Onderzoek: Waarderegeling van de NAM was rechtvaardig
Finance Ideas en Nysingh Advocaten hebben hun onafhankelijk onderzoek naar de rechtvaardigheid van de waarderegeling van de NAM opgeleverd. Het eindrapport, dat is uitgevoerd in opdracht van het ministerie van Economische Zaken en Klimaat, is vorige week gedeeld met de Tweede Kamer.
Door bodembeweging als gevolg van de gaswinning uit het Groningenveld en de daarmee samenhangende gasopslag bij Norg is er de afgelopen jaren schade ontstaan aan onder andere woningen. Tussen 2014 en medio 2020 konden gedupeerden een schadeclaim indienen bij de NAM, die op grond van artikel 6:177 van het Burgerlijk Wetboek risicoaansprakelijk is voor deze schade.
Op 1 juli 2020 is de afhandeling van (nagenoeg) alle aardbevingsschade in Groningen overgenomen door de overheid en ondergebracht bij het Instituut Mijnbouwschade Groningen (IMG). Gedupeerden die hun schadeclaim na 1 juli 2020 indienden kregen dus te maken met een andere partij, en andere (financiële) richtlijnen.
Na het bekend maken van de werkwijze van het IMG zijn er bij het ministerie van Economische Zaken en Klimaatsignalen binnen gekomen van bewoners die ontevreden zijn met de vergoeding van NAM. Bij deze bewoners heerst het gevoel dat zij liever de vergoeding onder de regeling van het IMG hadden ontvangen en niet die van NAM onder de waarderegeling.
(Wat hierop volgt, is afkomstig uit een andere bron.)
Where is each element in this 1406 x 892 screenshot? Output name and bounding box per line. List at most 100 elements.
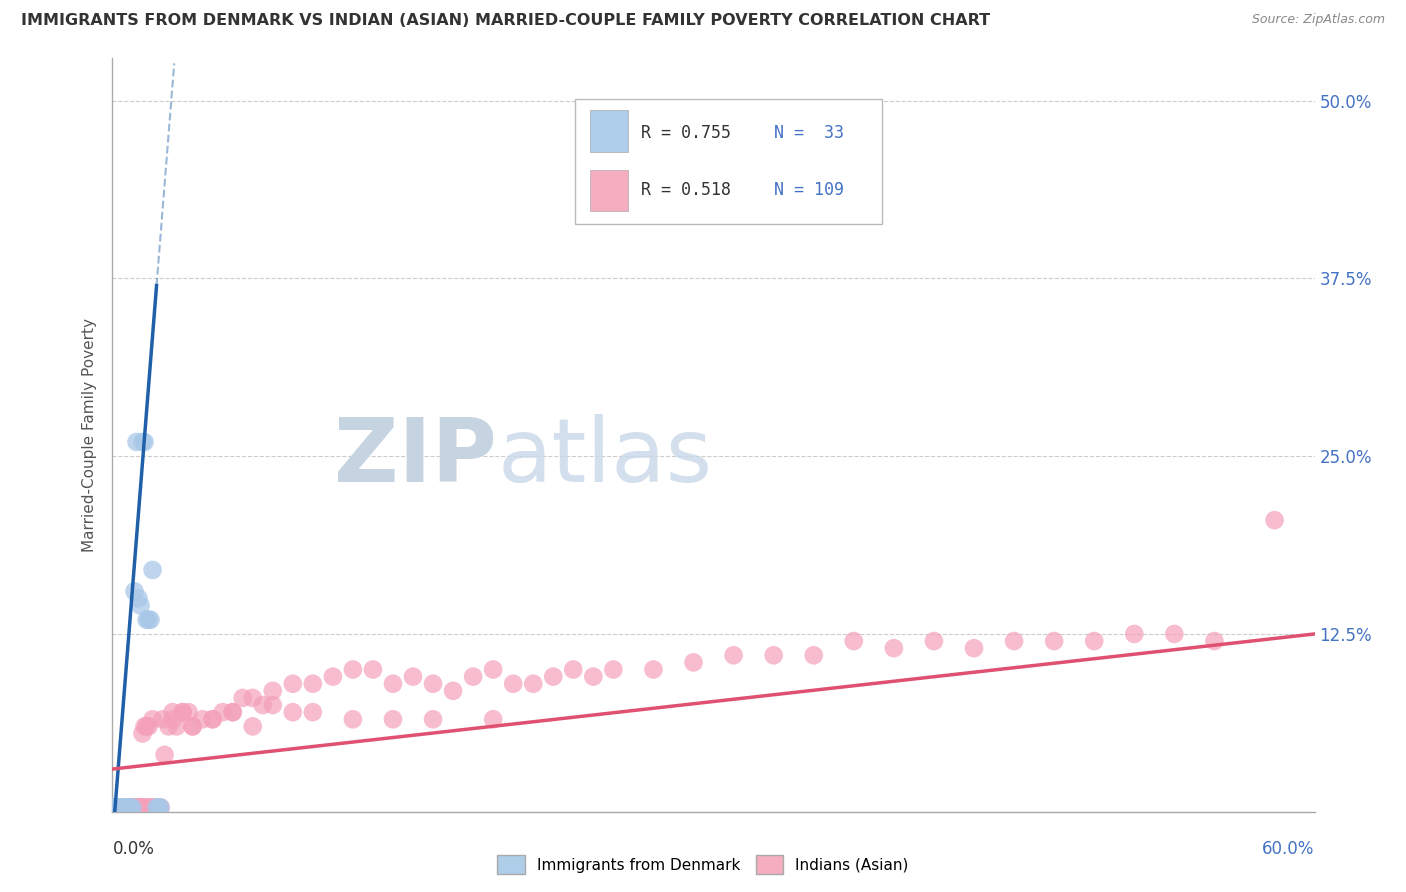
Point (141, 563, 163, 577)
Text: 60.0%: 60.0% (1263, 840, 1315, 858)
Point (135, 800, 157, 814)
Point (201, 712, 224, 726)
Point (110, 800, 132, 814)
Point (842, 634, 865, 648)
Point (115, 800, 138, 814)
Point (281, 677, 304, 691)
Point (103, 800, 125, 814)
Point (543, 670, 565, 684)
Point (222, 705, 245, 719)
Point (322, 670, 344, 684)
Point (172, 705, 194, 719)
Point (134, 800, 156, 814)
Point (361, 663, 384, 677)
Point (105, 800, 128, 814)
Point (125, 800, 148, 814)
Point (125, 434, 148, 449)
Point (402, 670, 425, 684)
Point (110, 800, 132, 814)
Point (1123, 627, 1146, 641)
Text: atlas: atlas (498, 414, 713, 501)
Point (129, 800, 152, 814)
Point (131, 434, 153, 449)
Point (120, 800, 142, 814)
Point (191, 712, 214, 726)
Point (145, 800, 167, 814)
Point (117, 800, 139, 814)
Point (482, 712, 505, 726)
Point (1163, 627, 1185, 641)
Point (124, 800, 146, 814)
Point (110, 800, 132, 814)
Point (121, 800, 143, 814)
Point (107, 800, 129, 814)
Point (1264, 513, 1286, 527)
Point (131, 726, 153, 740)
Point (963, 641, 986, 656)
Point (262, 698, 284, 712)
Point (139, 613, 162, 627)
Point (117, 800, 139, 814)
Point (111, 800, 134, 814)
FancyBboxPatch shape (589, 169, 628, 211)
Point (103, 800, 125, 814)
Point (120, 800, 142, 814)
Point (166, 719, 188, 733)
Point (138, 719, 160, 733)
Text: R = 0.755: R = 0.755 (641, 124, 731, 142)
Point (111, 800, 134, 814)
Point (302, 705, 325, 719)
Text: ZIP: ZIP (335, 414, 498, 501)
Point (129, 599, 152, 613)
Point (149, 800, 172, 814)
Text: N = 109: N = 109 (773, 181, 844, 199)
Point (148, 800, 170, 814)
Point (120, 800, 142, 814)
Point (138, 800, 160, 814)
Point (128, 591, 150, 606)
Point (121, 800, 143, 814)
Point (134, 719, 156, 733)
Point (242, 719, 264, 733)
Point (107, 800, 129, 814)
Point (643, 663, 665, 677)
Point (134, 434, 156, 449)
Bar (575, 99, 882, 224)
Point (124, 800, 146, 814)
Point (201, 712, 224, 726)
Text: R = 0.518: R = 0.518 (641, 181, 731, 199)
Point (128, 800, 150, 814)
Point (1043, 634, 1066, 648)
Point (502, 677, 524, 691)
Point (252, 698, 274, 712)
Point (281, 705, 304, 719)
Point (602, 663, 624, 677)
Point (883, 641, 905, 656)
Point (115, 800, 138, 814)
Point (114, 800, 136, 814)
Point (803, 648, 825, 663)
Point (105, 800, 128, 814)
Point (117, 800, 139, 814)
Point (111, 800, 134, 814)
Point (114, 800, 136, 814)
Text: Source: ZipAtlas.com: Source: ZipAtlas.com (1251, 13, 1385, 27)
Point (131, 800, 153, 814)
Point (162, 705, 184, 719)
Point (107, 800, 129, 814)
Text: 0.0%: 0.0% (112, 840, 155, 858)
Point (138, 613, 160, 627)
Point (181, 719, 204, 733)
Point (103, 800, 125, 814)
Point (723, 648, 745, 663)
Point (1002, 634, 1025, 648)
Point (128, 800, 150, 814)
Point (145, 800, 167, 814)
Point (107, 800, 129, 814)
Point (762, 648, 785, 663)
Point (125, 800, 148, 814)
Point (103, 800, 125, 814)
Point (107, 800, 129, 814)
Point (922, 634, 945, 648)
Point (105, 800, 128, 814)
Mede hierdoor is de vraag (opnieuw) op tafel gekomen of deze bewoners destijds wel ‘recht’ is gedaan.
Aan Finance Ideas en Nysingh Advocaten is gevraagd om dit vraagstuk op juridisch en economisch vlak te onderzoeken. Finance Ideas nam het financiële gedeelte voor haar rekening (Johan Conijn en Max Lipsch), en Nysingh Advocaten (Rense Lubach) keek naar de juridische kant van de casus. Het onderzoek nam iets meer dan een jaar in beslag.
Was het rechtvaardig?
De onderzoekers concluderen dat de Waarderegeling van de NAM voldeed aan de eisen en uitgangspunten van het civiele schadevergoedingsrecht. Ook is de regeling rechtmatig uitgevoerd.
“De Waarderegeling voorzag in een relatief eenvoudige procedure, met diverse waarborgen voor hoor en wederhoor en de mogelijkheid van een onafhankelijke ‘hertoetsing’ door drie onafhankelijke deskundigen. Er was sprake van een duidelijke scheiding van rollen en verantwoordelijkheden. De NAM stond buiten het deel van het proces dat tot de bepaling van de waardedaling leidde,” valt te lezen in het 49-pagina tellend rapport.
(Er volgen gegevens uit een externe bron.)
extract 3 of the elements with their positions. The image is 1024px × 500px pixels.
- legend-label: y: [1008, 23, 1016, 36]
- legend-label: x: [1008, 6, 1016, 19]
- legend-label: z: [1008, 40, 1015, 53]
Dit proces werd op onafhankelijke wijze begeleid door ingenieursbedrijf Arcadis. Per woning werden twee taxateurs aangewezen. De eindverantwoordelijkheid voor het bepalen van de waardedaling lag bij deze twee, steeds wisselende, taxateurs. Zij voerden onafhankelijk van de NAM hun werk uit. “Hierbij handelden zij in overeenstemming met de beroepsregels van het Nederlands Register Vastgoed Taxateurs.”
Wel plaatsen de onderzoekers enkele kanttekeningen bij de methodiek die de NAM gebruikte om de waardedaling te bepalen. Deze bestond uit twee stappen. Eerst was er een modelmatige bepaling van de waardedaling. Vervolgens dienden de taxateurs deze modelmatige uitkomst te beoordelen. In veel gevallen leidde dat tot een aanpassing van de modelmatig bepaalde waardedaling.
Op basis van een regressieanalyse komen de onderzoekers tot het inzicht dat er waardeverschillen waarneembaar zijn tussen casussen, en zelfs enkele ‘outliers’. Dit impliceert dat een deel van de gedupeerden een te hoge compensatie heeft ontvangen en een andere deel een te lage compensatie.
Echter, “een modelmatige bepaling van de waardedaling kent onvermijdelijk een onzekerheidsmarge”, aldus de onderzoekers. Het onderzoek van Finance Ideas en Nysingh Advocaten gaat niet in op de consequenties die verbonden kunnen worden aan deze foutenmarge. “De verantwoordelijkheid daarvoor ligt bij de minister”, concluderen de auteurs.